La Cina, che ha recentemente scalzato gli Usa dal primo posto come emettitore mondiale, ha il sistema economico che sta crescendo più rapidamente sul pianeta. Ed è un’economia che si basa sull’energia da carbone, fonte da cui viene più dell’80% del fabbisogno elettrico del paese. Nel 2008 le centrali a carbone cinesi hanno emesso 366 milioni di tonnellate di CO2 in più rispetto all’anno precedente. Chiaro dunque che si guardi alla potenza asiatica come al luogo in cui la cattura della CO2, quando sarà applicabile su larga scala, potrà fare di più.
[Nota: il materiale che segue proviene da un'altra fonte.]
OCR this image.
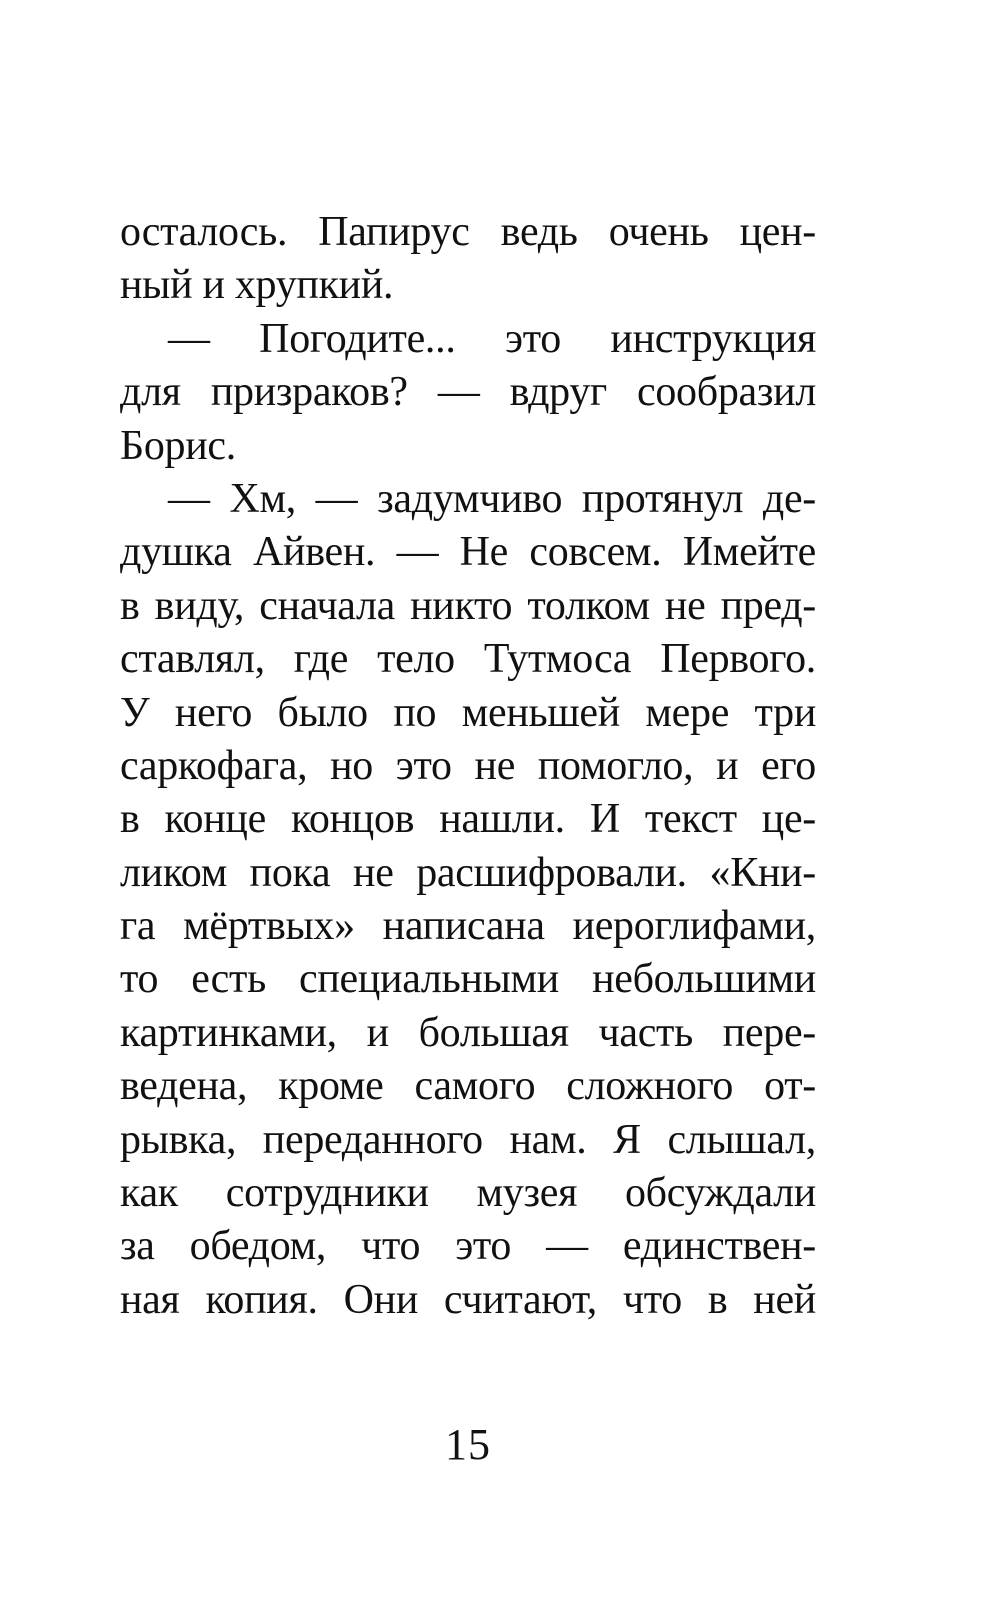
осталось. Папирус ведь очень цен-
ный и хрупкий.
— Погодите... это инструкция
для призраков? — вдруг сообразил
Борис.
— Хм, — задумчиво протянул де-
душка Айвен. — Не совсем. Имейте
в виду, сначала никто толком не пред-
ставлял, где тело Тутмоса Первого.
У него было по меньшей мере три
саркофага, но это не помогло, и его
в конце концов нашли. И текст це-
ликом пока не расшифровали. «Кни-
га мёртвых» написана иероглифами,
то есть специальными небольшими
картинками, и большая часть пере-
ведена, кроме самого сложного от-
рывка, переданного нам. Я слышал,
как сотрудники музея обсуждали
за обедом, что это — единствен-
ная копия. Они считают, что в ней
15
Come avverte anche un recente studio del MIT (pdf), dotare della tecnologia CCS le centrali nuove e quelle già esistenti, sia in Cina che negli Usa, sarebbe fondamentale per la tutela del clima, e non a caso la CCS è al centro di programmi d cooperazione tecnologica internazionale con il paese, come quello lanciato da poco con gli Stati Uuni (articolo Qualenergia.it “Clima. Usa e Cina alleati, almeno nella ricerca”).
Al di là dei progetti pilota, si spiega, la cattura su larga scala pone una serie di problemi all’economia cinese: prima di tutto il fatto che le centrali dotate di questa tecnologia hanno bisogno di circa il 20% di combustibile in più per produrre la stessa quantità di elettricità. Per la filiera del carbone nazionale, che già stenta a soddisfare l’appetito dell’economia del paese, aumentare di questa percentuale la produzione costerebbe almeno 15 miliardi di dollari e farebbe salire ulteriormente il costo del minerale.
Mettere in campo la CCS in Cina comporterebbe, secondo lo studio, una spesa complessiva che va dai 300 ai 400 miliardi di dollari in 30 anni, e secondo l’International Energy Agency dai 450 ai 600 miliardi di dollari. I costi attuali della cattura della CO2, infatti, sono ancora incerti: le stime vanno dai 90 ai 180 dollari a tonnellata di CO2 sequestrata (documento su Qualenergia.it, “Il prezzo della cattura”): troppo comunque anche per paesi, come quelli europei, in cui le emissioni si pagano e un prezzo improponibile poi per la Cina che non ha nessuna intenzione di mettere in atto meccanismi di mercato per contenere la CO2. I produttori di energia cinesi, sottolinea il report, “possono a stento sostenere il costo del carbone [durante i picchi di aumento del prezzo] ed è impensabile che possano far fronte ai costi della CCS”
Insomma, la “cattura” è troppo cara per la Cina. Il Governo di Pechino, d’altra parte, lo aveva già fatto presente: “La carbon capture and storage non è una priorità per la Cina – dichiarava il direttore dell’unità per i cambiamenti climatici della Commissione nazionale per lo sviluppo e le riforme, Su Wei, lo scorso 4 agosto in un’intervista a Bloomberg – e il problema sono i costi: se spendessimo gli stessi soldi per efficienza energetica e rinnovabili otterremmo benefici molto più grandi per il clima”.
L’unica speranza affinché la CCS un giorno tagli seriamente le emissioni del carbone cinese è pertanto che il conto lo paghino i paesi ricchi, attraverso il fondo per la cooperazione internazionale sul clima. Ma si tratta di una cifra non indifferente: secondo lo studio, 25-30 miliardi di dollari all’anno, che andrebbero a una tecnologia ancora incerta a scapito di altri investimenti più efficaci. Anche di questo si parlerà a dicembre a Copenhagen.